Replace them with an execution role.
If you're using an execution role:
You're not providing any credentials manually for any AWS SDK calls. The credentials for the SDK are coming automatically from the execution role of the Lambda function.
Even if Boto3 role credentials are shared across invocations under the hood for provisioned concurrency (nobody is sure), what would be the issue?
Let Amazon deal with role credentials - it's not your responsibility to manage that at all.
I would worry more about the application code having security flaws as opposed to Amazon's automatically authenticating SDK requests with execution role credentials.
CodePudding user response:
They aren't.
The documentation for Boto3 doesn't do a very good job of describing the credential chain, but the CLI documentation shows the various sources for credentials (and since the CLI is written in Python, it provides authoritative documentation).
Unlike EC2 and ECS, which retrieve role-based credentials from instance metadata, Lambda is provided with credentials in environment variables. The Lambda runtime sets those environment variables when it starts, and every invocation of that Lambda runtime uses the same values.

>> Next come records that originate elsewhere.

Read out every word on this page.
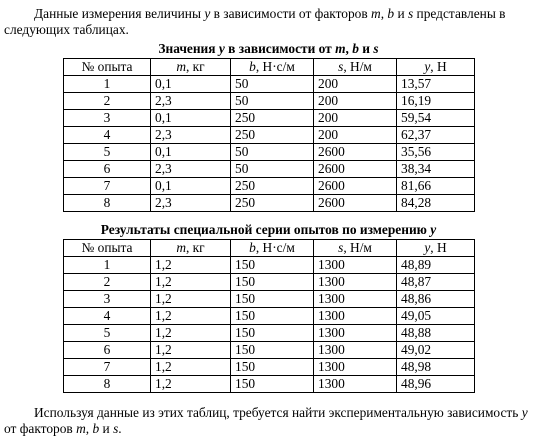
Данные измерения величины y в зависимости от факторов m, b и s представлены в следующих таблицах.

Значения y в зависимости от m, b и s

№ опыта	m, кг	b, Н·с/м	s, Н/м	y, Н
1	0,1	50	200	13,57
2	2,3	50	200	16,19
3	0,1	250	200	59,54
4	2,3	250	200	62,37
5	0,1	50	2600	35,56
6	2,3	50	2600	38,34
7	0,1	250	2600	81,66
8	2,3	250	2600	84,28

Результаты специальной серии опытов по измерению y

№ опыта	m, кг	b, Н·с/м	s, Н/м	y, Н
1	1,2	150	1300	48,89
2	1,2	150	1300	48,87
3	1,2	150	1300	48,86
4	1,2	150	1300	49,05
5	1,2	150	1300	48,88
6	1,2	150	1300	49,02
7	1,2	150	1300	48,98
8	1,2	150	1300	48,96

Используя данные из этих таблиц, требуется найти экспериментальную зависимость y от факторов m, b и s.
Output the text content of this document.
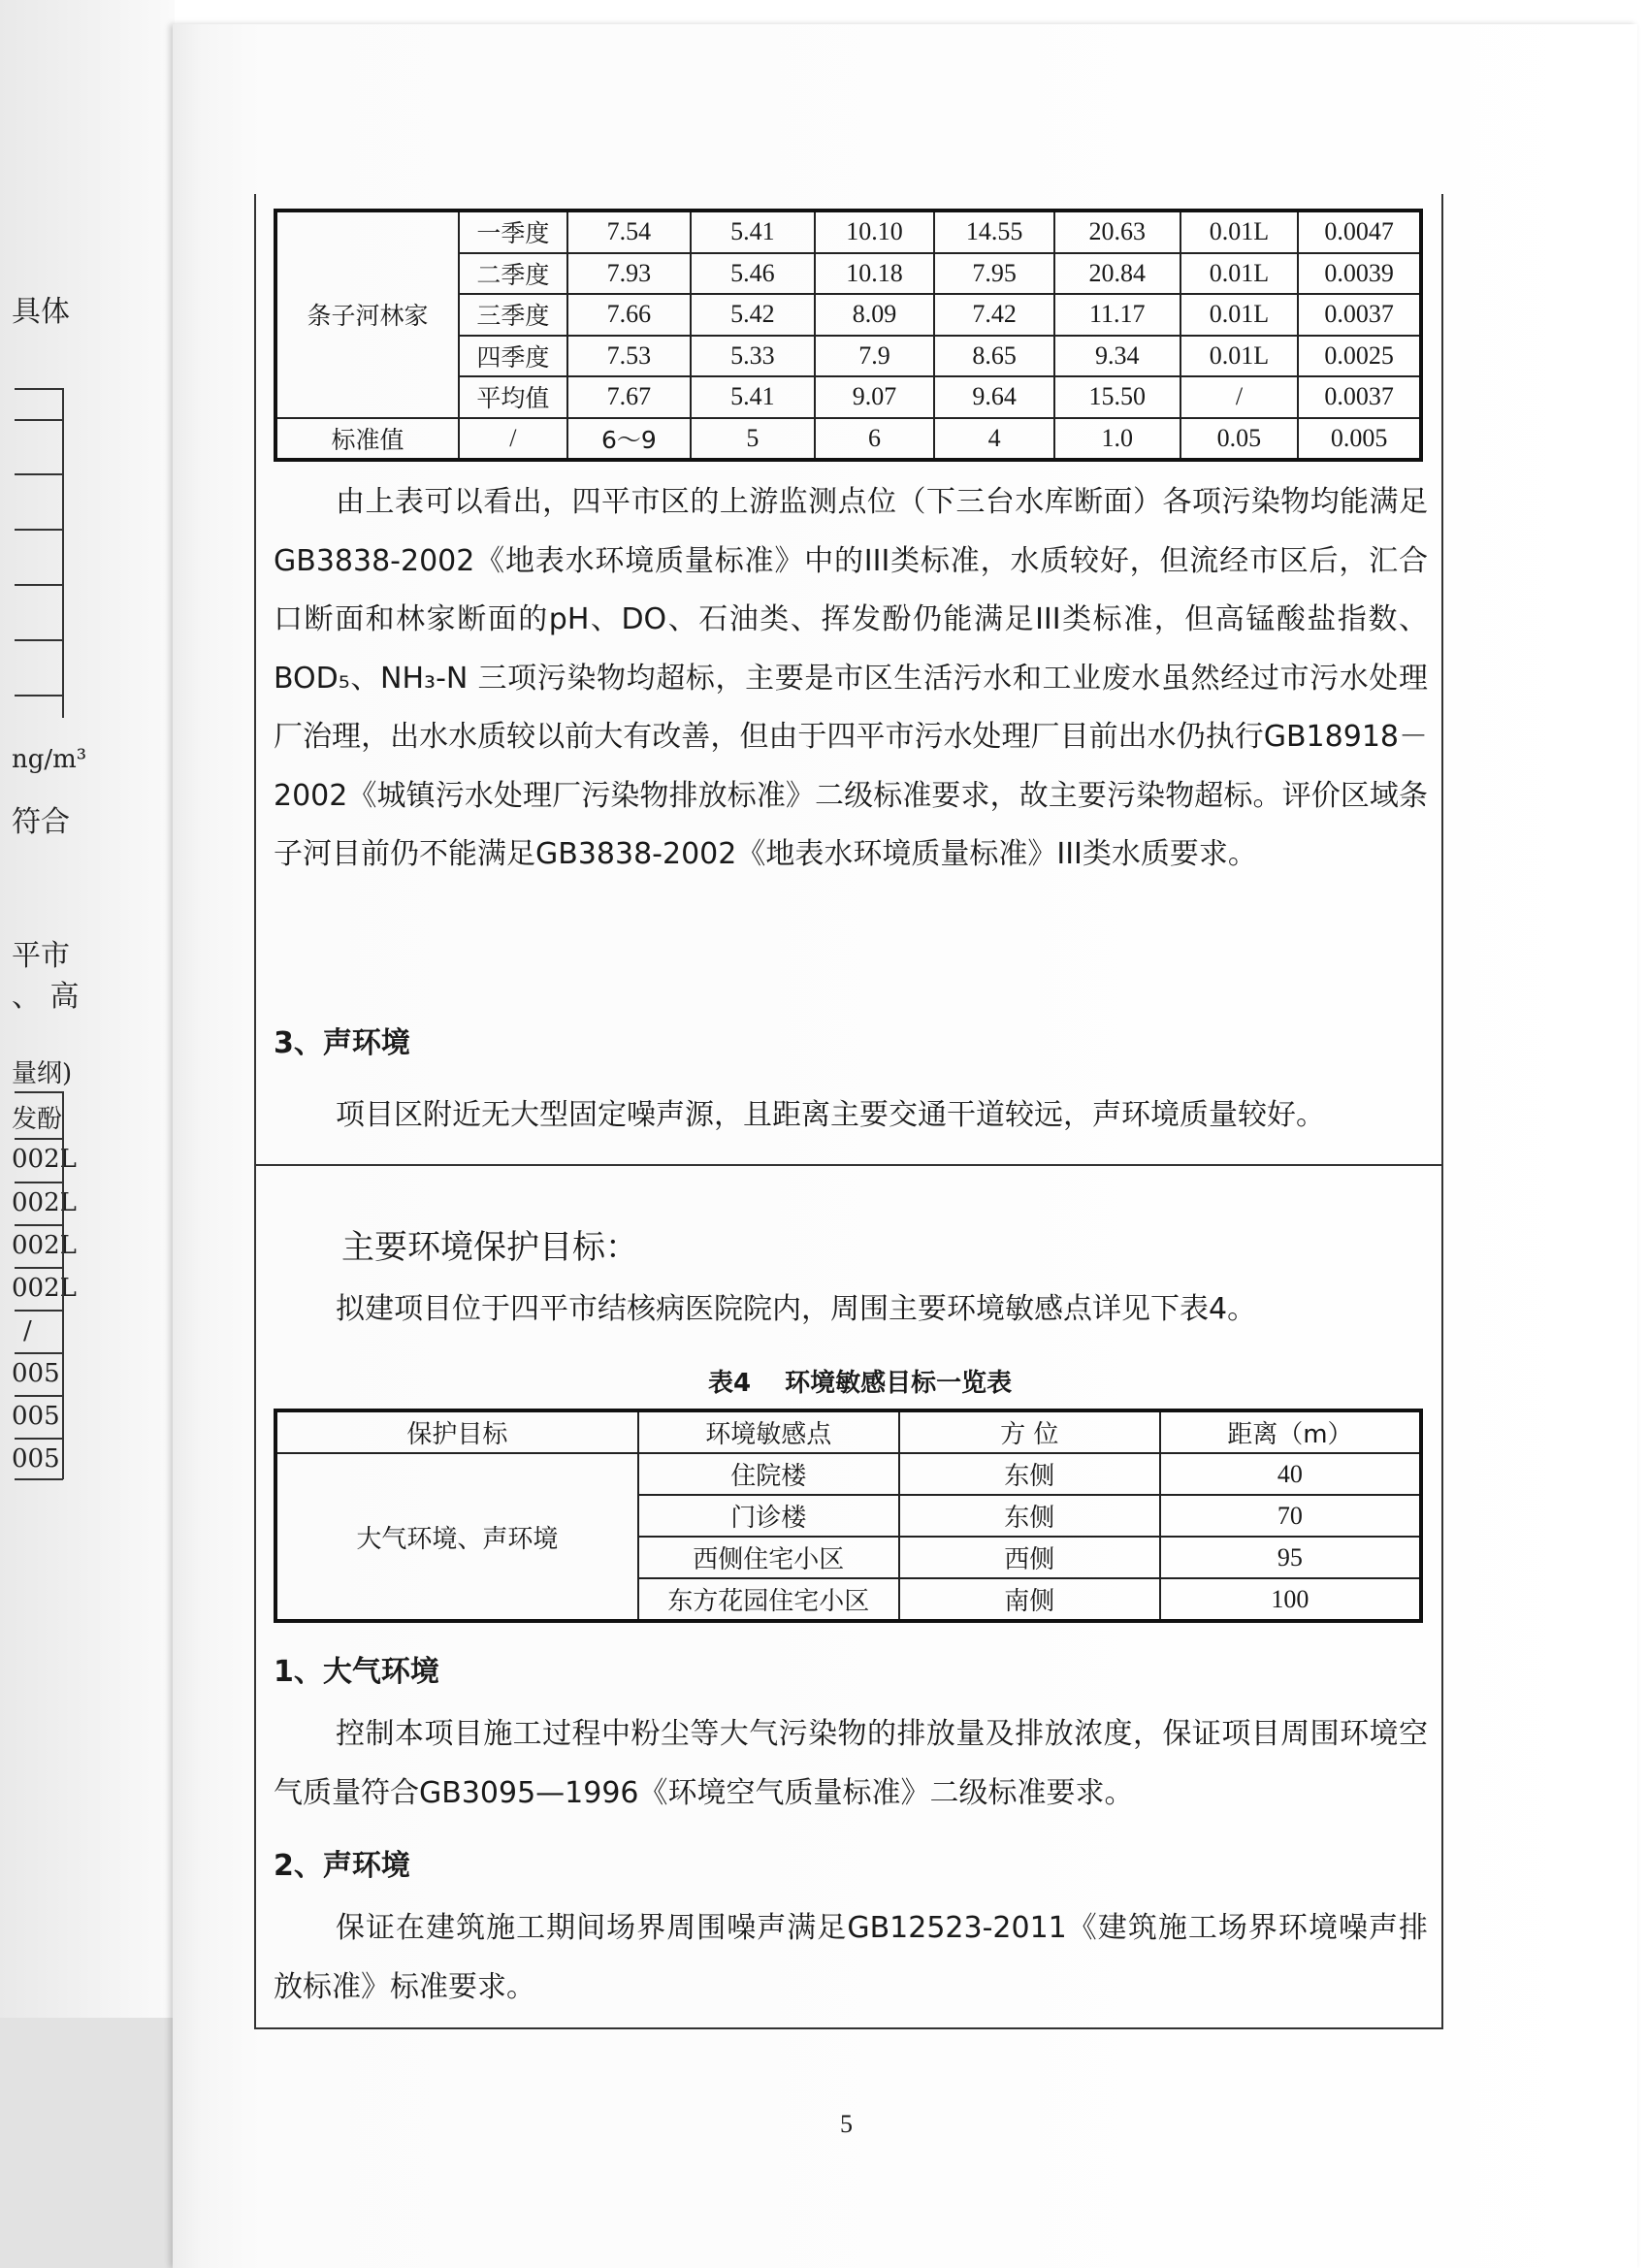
具体
ng/m³
符合
平市
、 高
量纲)
发酚
002L
002L
002L
002L
/
005
005
005
条子河林家	一季度	7.54	5.41	10.10	14.55	20.63	0.01L	0.0047
	二季度	7.93	5.46	10.18	7.95	20.84	0.01L	0.0039
	三季度	7.66	5.42	8.09	7.42	11.17	0.01L	0.0037
	四季度	7.53	5.33	7.9	8.65	9.34	0.01L	0.0025
	平均值	7.67	5.41	9.07	9.64	15.50	/	0.0037
标准值	/	6～9	5	6	4	1.0	0.05	0.005
由上表可以看出，四平市区的上游监测点位（下三台水库断面）各项污染物均能满足GB3838-2002《地表水环境质量标准》中的III类标准，水质较好，但流经市区后，汇合口断面和林家断面的pH、DO、石油类、挥发酚仍能满足III类标准，但高锰酸盐指数、BOD₅、NH₃-N 三项污染物均超标，主要是市区生活污水和工业废水虽然经过市污水处理厂治理，出水水质较以前大有改善，但由于四平市污水处理厂目前出水仍执行GB18918－2002《城镇污水处理厂污染物排放标准》二级标准要求，故主要污染物超标。评价区域条子河目前仍不能满足GB3838-2002《地表水环境质量标准》III类水质要求。
3、声环境
项目区附近无大型固定噪声源，且距离主要交通干道较远，声环境质量较好。
主要环境保护目标：
拟建项目位于四平市结核病医院院内，周围主要环境敏感点详见下表4。
表4　 环境敏感目标一览表
保护目标	环境敏感点	方 位	距离（m）
大气环境、声环境	住院楼	东侧	40
	门诊楼	东侧	70
	西侧住宅小区	西侧	95
	东方花园住宅小区	南侧	100
1、大气环境
控制本项目施工过程中粉尘等大气污染物的排放量及排放浓度，保证项目周围环境空气质量符合GB3095—1996《环境空气质量标准》二级标准要求。
2、声环境
保证在建筑施工期间场界周围噪声满足GB12523-2011《建筑施工场界环境噪声排放标准》标准要求。
5
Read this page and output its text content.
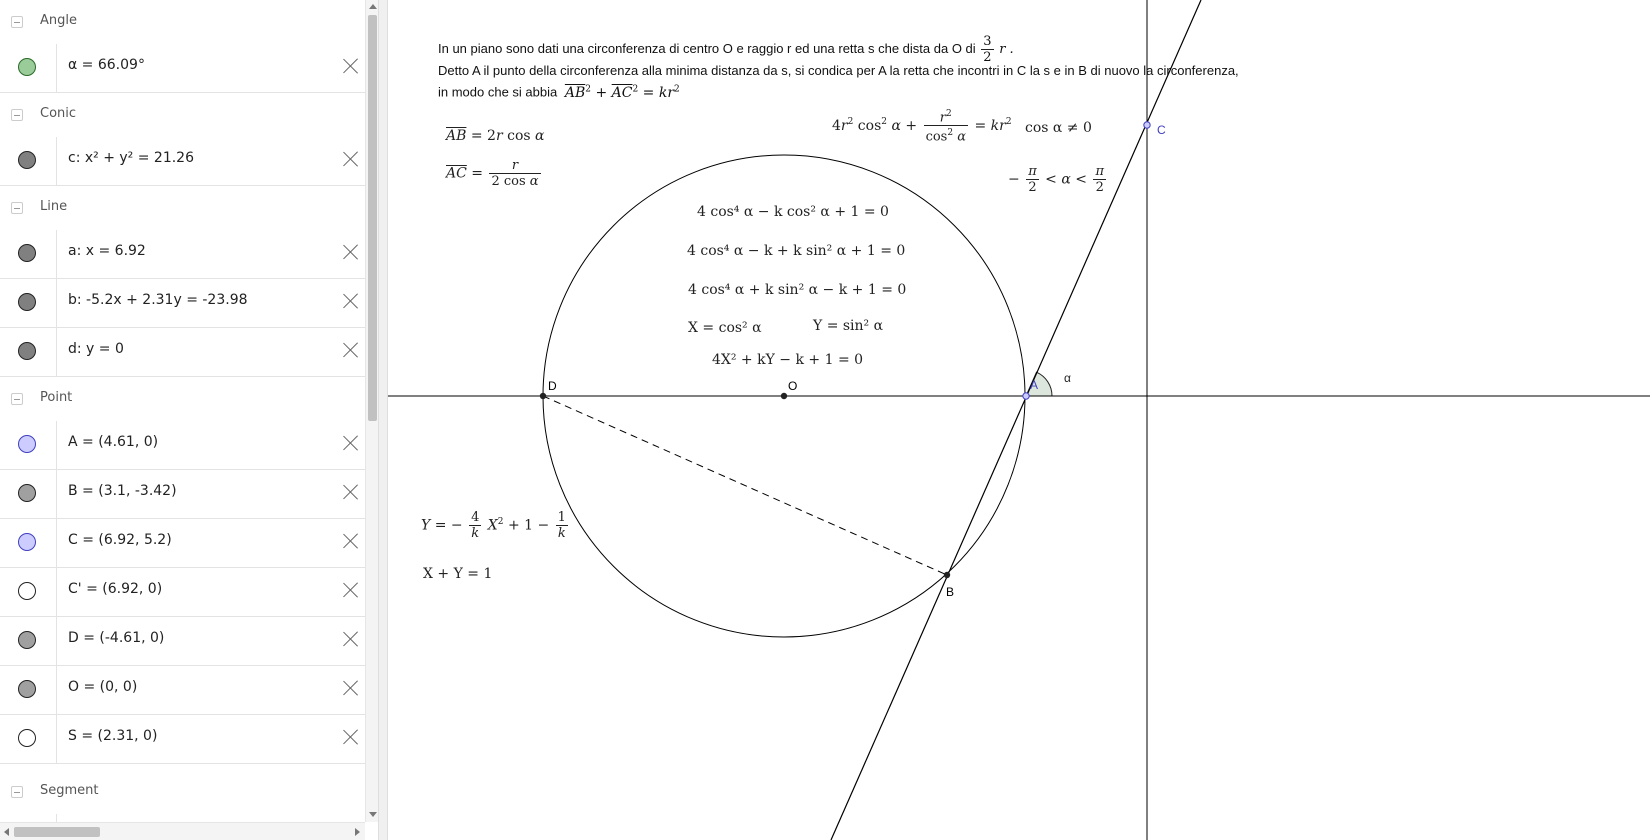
Angle
α = 66.09°
Conic
c: x² + y² = 21.26
Line
a: x = 6.92
b: -5.2x + 2.31y = -23.98
d: y = 0
Point
A = (4.61, 0)
B = (3.1, -3.42)
C = (6.92, 5.2)
C' = (6.92, 0)
D = (-4.61, 0)
O = (0, 0)
S = (2.31, 0)
Segment
D	O	A
B
C
α
In un piano sono dati una circonferenza di centro O e raggio r ed una retta s che dista da O di $\frac{3}{2}$ r .
Detto A il punto della circonferenza alla minima distanza da s, si condica per A la retta che incontri in C la s e in B di nuovo la circonferenza,
in modo che si abbia $\overline{AB}^2 + \overline{AC}^2 = kr^2$
$\overline{AB} = 2r$ cos α
$\overline{AC} = \frac{r}{\text{2 cos α}}$
$4r^2$ $\cos^2 \alpha + \frac{r^2}{\cos^2 \alpha} = kr^2$ cos α ≠ 0
− $\frac{\pi}{2} < \alpha < \frac{\pi}{2}$
4 cos⁴ α − k cos² α + 1 = 0
4 cos⁴ α − k + k sin² α + 1 = 0
4 cos⁴ α + k sin² α − k + 1 = 0
X = cos² α	Y = sin² α
4X² + kY − k + 1 = 0
Y = − $\frac{4}{k} X^2 + 1 - \frac{1}{k}$
X + Y = 1
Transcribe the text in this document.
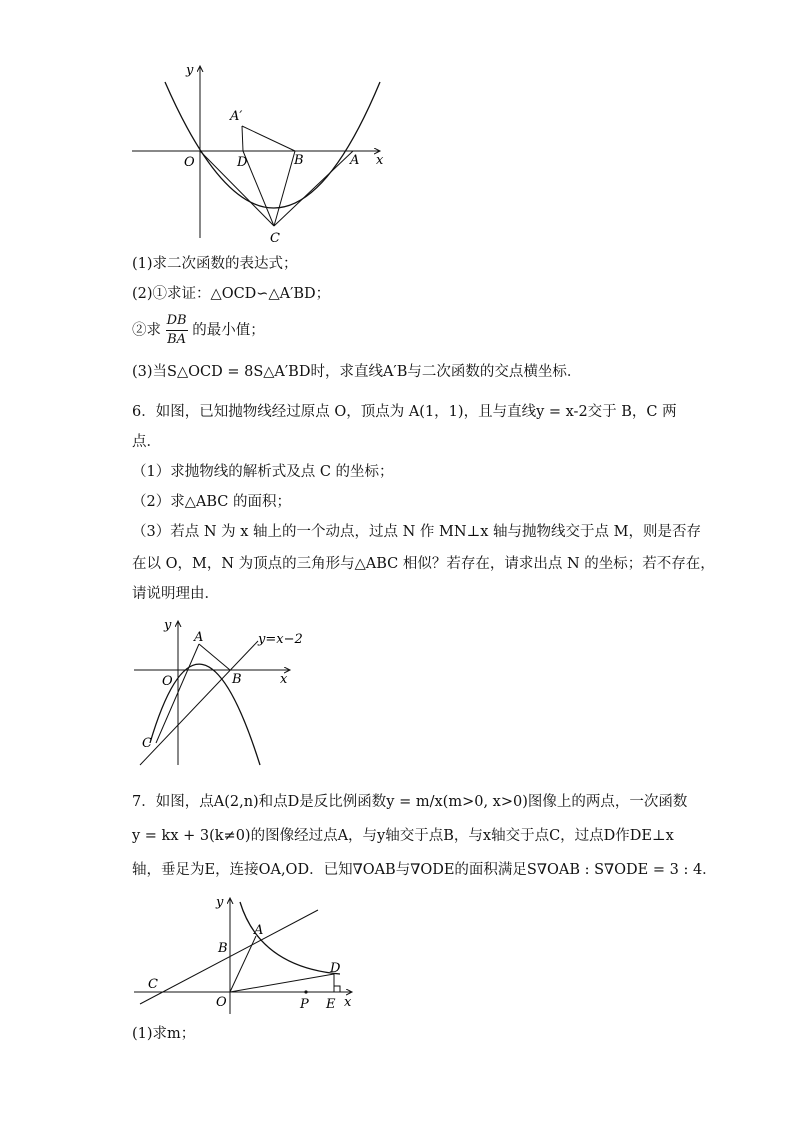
y
x
O
A′
D	B	A
C
(1)求二次函数的表达式；
(2)①求证：△OCD∽△A′BD；
②求 $\frac{DB}{BA}$ 的最小值；
(3)当S△OCD = 8S△A′BD时，求直线A′B与二次函数的交点横坐标．
6．如图，已知抛物线经过原点 O，顶点为 A(1，1)，且与直线y = x-2交于 B，C 两
点．
（1）求抛物线的解析式及点 C 的坐标；
（2）求△ABC 的面积；
（3）若点 N 为 x 轴上的一个动点，过点 N 作 MN⊥x 轴与抛物线交于点 M，则是否存
在以 O，M，N 为顶点的三角形与△ABC 相似？若存在，请求出点 N 的坐标；若不存在，
请说明理由．
y
x
O
A
B
C
y=x−2
7．如图，点A(2,n)和点D是反比例函数y = m/x(m>0, x>0)图像上的两点，一次函数
y = kx + 3(k≠0)的图像经过点A，与y轴交于点B，与x轴交于点C，过点D作DE⊥x
轴，垂足为E，连接OA,OD．已知∇OAB与∇ODE的面积满足S∇OAB : S∇ODE = 3 : 4．
y
x
O
A
B
C
D
P E
(1)求m；
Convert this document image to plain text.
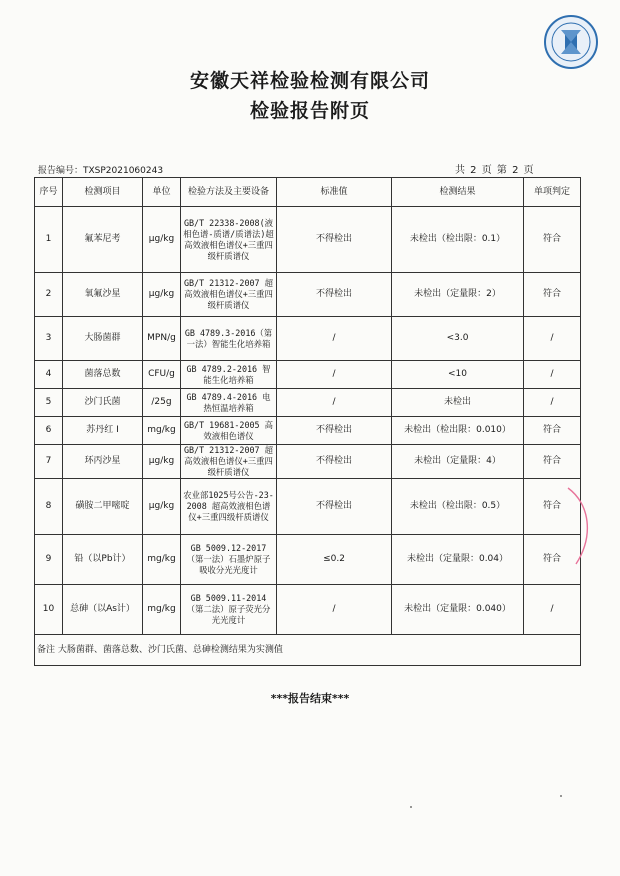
安徽天祥检验检测有限公司
检验报告附页
报告编号：TXSP2021060243	共 2 页 第 2 页
序号	检测项目	单位	检验方法及主要设备	标准值	检测结果	单项判定
1	氟苯尼考	μg/kg	GB/T 22338-2008(液相色谱-质谱/质谱法)超高效液相色谱仪+三重四级杆质谱仪	不得检出	未检出（检出限：0.1）	符合
2	氧氟沙星	μg/kg	GB/T 21312-2007 超高效液相色谱仪+三重四级杆质谱仪	不得检出	未检出（定量限：2）	符合
3	大肠菌群	MPN/g	GB 4789.3-2016（第一法）智能生化培养箱	/	<3.0	/
4	菌落总数	CFU/g	GB 4789.2-2016 智能生化培养箱	/	<10	/
5	沙门氏菌	/25g	GB 4789.4-2016 电热恒温培养箱	/	未检出	/
6	苏丹红 I	mg/kg	GB/T 19681-2005 高效液相色谱仪	不得检出	未检出（检出限：0.010）	符合
7	环丙沙星	μg/kg	GB/T 21312-2007 超高效液相色谱仪+三重四级杆质谱仪	不得检出	未检出（定量限：4）	符合
8	磺胺二甲嘧啶	μg/kg	农业部1025号公告-23-2008 超高效液相色谱仪+三重四级杆质谱仪	不得检出	未检出（检出限：0.5）	符合
9	铅（以Pb计）	mg/kg	GB 5009.12-2017（第一法）石墨炉原子吸收分光光度计	≤0.2	未检出（定量限：0.04）	符合
10	总砷（以As计）	mg/kg	GB 5009.11-2014（第二法）原子荧光分光光度计	/	未检出（定量限：0.040）	/
备注 大肠菌群、菌落总数、沙门氏菌、总砷检测结果为实测值						
***报告结束***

Concurrent Lambdas receive separate sets of credentials, just like you would if you made concurrent explicit calls to STS AssumeRole
.
Provisioned concurrency is a little trickier. You might think that the same Lambda runtime lives "forever," but in fact it does not: if you repeatedly invoke a Lambda with provisioned concurrency, you'll see that at some point it creates a new CloudWatch log stream. This is an indication that Lambda has started a new runtime. Lambda will finish initializing the new runtime before it stops sending requests to the old runtime, so you don't get a cold start delay.